Tuesday, November 12, 2013

Confessions from the Dark Side

I have a confession.

I'm new to this whole blogging "thing."  Whereas, I love the idea of recording random thoughts to share with others, I'm just not sure what's appropriate and what isn't.  It was suggested to me by my girlfriend, Melissa, to blog.  I think that's because she wants me to empty my mind of the random, and sometimes scary, thoughts that tend to permeate the dark reaches of this addled psyche that resides within my melon.  Either that, or she just things I'm one goofy SOB and I should share my musings with others.

Regardless, I guess it's best, or maybe customary, to start with a little background on the individual that has decided to mete his introspective/reflective points of view to an unsuspecting blogosphere.

My name is Denny, although, I don't know if many people actually put their names out here on their blogs.  Well, I often like to throw caution to the wind, so there it is.  I'm a widower, with two children and three step-children, although only one lives at home.  That's only because she's going to college and I made a deal that she wouldn't have to pay rent as long as she gets passing grades.  She had been living in Ottumwa while she attended school at Indian Hills Community College, but has since transferred to Muscatine Community College.  I've been married twice.  The first ended in divorce after two years, but did give me a son, Shawn.  A son, mind you, that wants nothing to do with his old man, but that's a story for another time.  My other child, my daughter Katrina, was a result of a 6-1/2 year relationship (we were never married) with a woman in Pennsylvania after I got out of the military.  That, too, is a story for another time and place.  I also have three step-daughters (Amber, Leah and Austie) from my second marriage.  That marriage is the one that resulted in my being a widower, sadly, however, I do have a somewhat good relationship with them.  Well, two out of the three of them anyway.  Again, a story for another time.  (I'll be saying that a lot, I think, since I'm just offering up what I hope to be a brief milieu into my being.)

I have a plethora of friends and family in the area, as well as across the states, which has been more than helpful these past couple years.  Suffice it to say, without them, I probably wouldn't be here.  And, by here, I mean blogging to the unsuspecting masses and not as a result of suicide.  Trust me when I say this, I am far too narcissistic to off myself.  Besides, I'd rather stick around and be a thorn in the sides of my haters!

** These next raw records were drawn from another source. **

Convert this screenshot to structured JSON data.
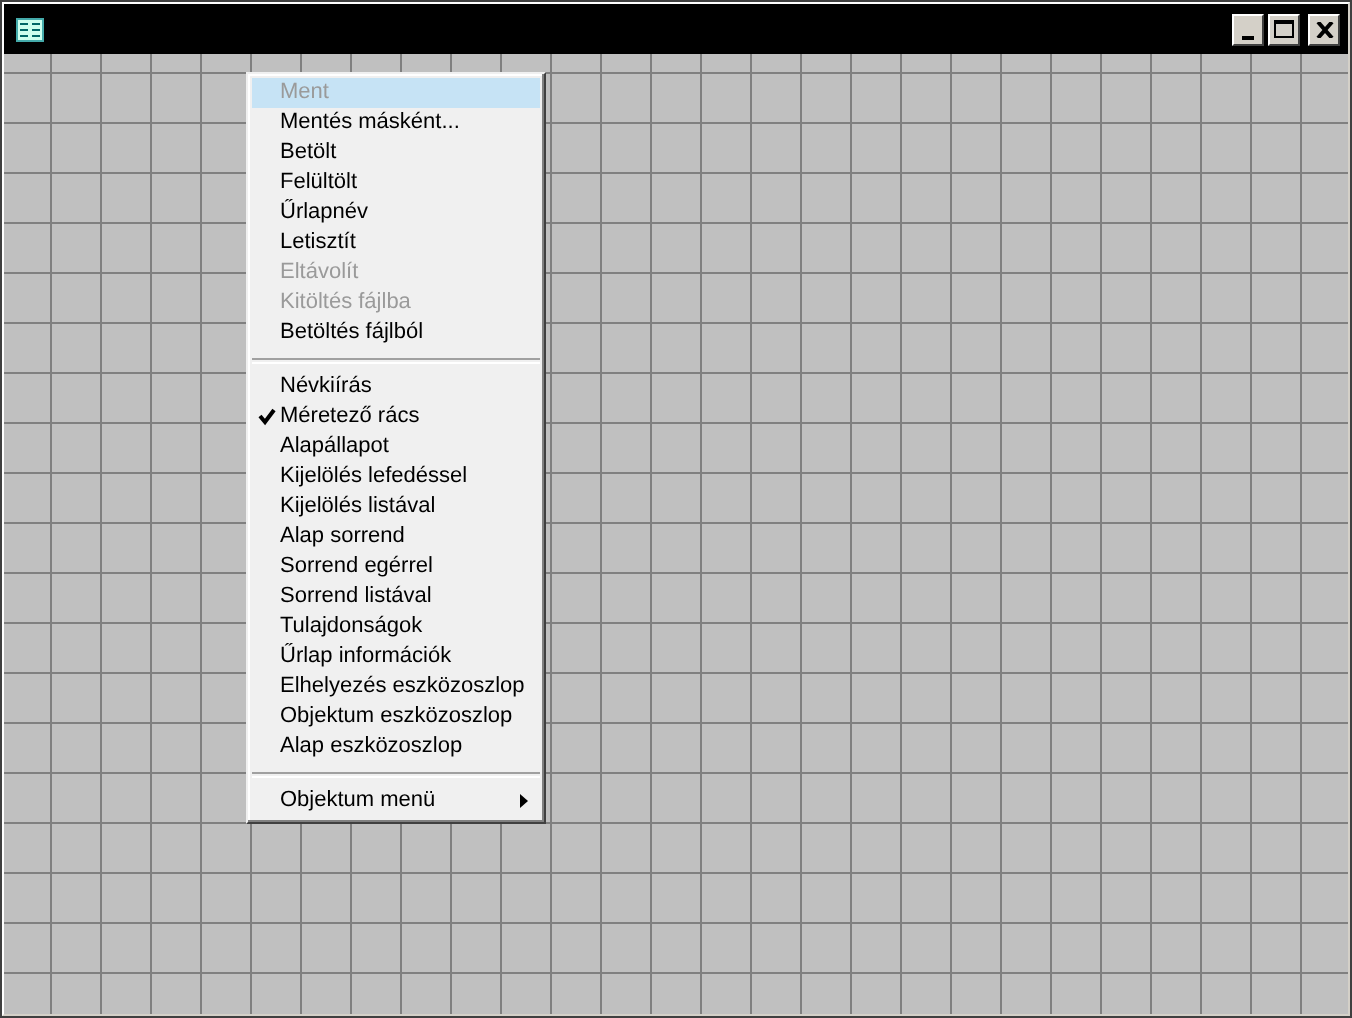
{
  "window": {
    "buttons": [
      {
        "kind": "minimize"
      },
      {
        "kind": "maximize"
      },
      {
        "kind": "close"
      }
    ]
  },
  "menu": {
    "groups": [
      {
        "items": [
          {
            "label": "Ment",
            "kind": "command",
            "disabled": true,
            "selected": true,
            "checked": false
          },
          {
            "label": "Mentés másként...",
            "kind": "command",
            "disabled": false,
            "selected": false,
            "checked": false
          },
          {
            "label": "Betölt",
            "kind": "command",
            "disabled": false,
            "selected": false,
            "checked": false
          },
          {
            "label": "Felültölt",
            "kind": "command",
            "disabled": false,
            "selected": false,
            "checked": false
          },
          {
            "label": "Űrlapnév",
            "kind": "command",
            "disabled": false,
            "selected": false,
            "checked": false
          },
          {
            "label": "Letisztít",
            "kind": "command",
            "disabled": false,
            "selected": false,
            "checked": false
          },
          {
            "label": "Eltávolít",
            "kind": "command",
            "disabled": true,
            "selected": false,
            "checked": false
          },
          {
            "label": "Kitöltés fájlba",
            "kind": "command",
            "disabled": true,
            "selected": false,
            "checked": false
          },
          {
            "label": "Betöltés fájlból",
            "kind": "command",
            "disabled": false,
            "selected": false,
            "checked": false
          }
        ]
      },
      {
        "items": [
          {
            "label": "Névkiírás",
            "kind": "command",
            "disabled": false,
            "selected": false,
            "checked": false
          },
          {
            "label": "Méretező rács",
            "kind": "command",
            "disabled": false,
            "selected": false,
            "checked": true
          },
          {
            "label": "Alapállapot",
            "kind": "command",
            "disabled": false,
            "selected": false,
            "checked": false
          },
          {
            "label": "Kijelölés lefedéssel",
            "kind": "command",
            "disabled": false,
            "selected": false,
            "checked": false
          },
          {
            "label": "Kijelölés listával",
            "kind": "command",
            "disabled": false,
            "selected": false,
            "checked": false
          },
          {
            "label": "Alap sorrend",
            "kind": "command",
            "disabled": false,
            "selected": false,
            "checked": false
          },
          {
            "label": "Sorrend egérrel",
            "kind": "command",
            "disabled": false,
            "selected": false,
            "checked": false
          },
          {
            "label": "Sorrend listával",
            "kind": "command",
            "disabled": false,
            "selected": false,
            "checked": false
          },
          {
            "label": "Tulajdonságok",
            "kind": "command",
            "disabled": false,
            "selected": false,
            "checked": false
          },
          {
            "label": "Űrlap információk",
            "kind": "command",
            "disabled": false,
            "selected": false,
            "checked": false
          },
          {
            "label": "Elhelyezés eszközoszlop",
            "kind": "command",
            "disabled": false,
            "selected": false,
            "checked": false
          },
          {
            "label": "Objektum eszközoszlop",
            "kind": "command",
            "disabled": false,
            "selected": false,
            "checked": false
          },
          {
            "label": "Alap eszközoszlop",
            "kind": "command",
            "disabled": false,
            "selected": false,
            "checked": false
          }
        ]
      },
      {
        "items": [
          {
            "label": "Objektum menü",
            "kind": "submenu",
            "disabled": false,
            "selected": false,
            "checked": false
          }
        ]
      }
    ]
  }
}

In the last 3 - 4 years, I have lost my dad to cancer, my wife to a massive heart attack, and I, myself, have had a heart attack resulting in triple bypass surgery.  Successfully, I might add, if any of you were wondering.  Well, I'm hoping that I have peaked your interest into wanting to hear more.  I welcome comments, anecdotes, ideas, subscribers, etc., to my little corner of the world wide web.

Peace, Love and Karma!

1 comment:

  1. Success on the blogging effort! I'll check back from time to time to see if you fill in the "story for another time" blanks.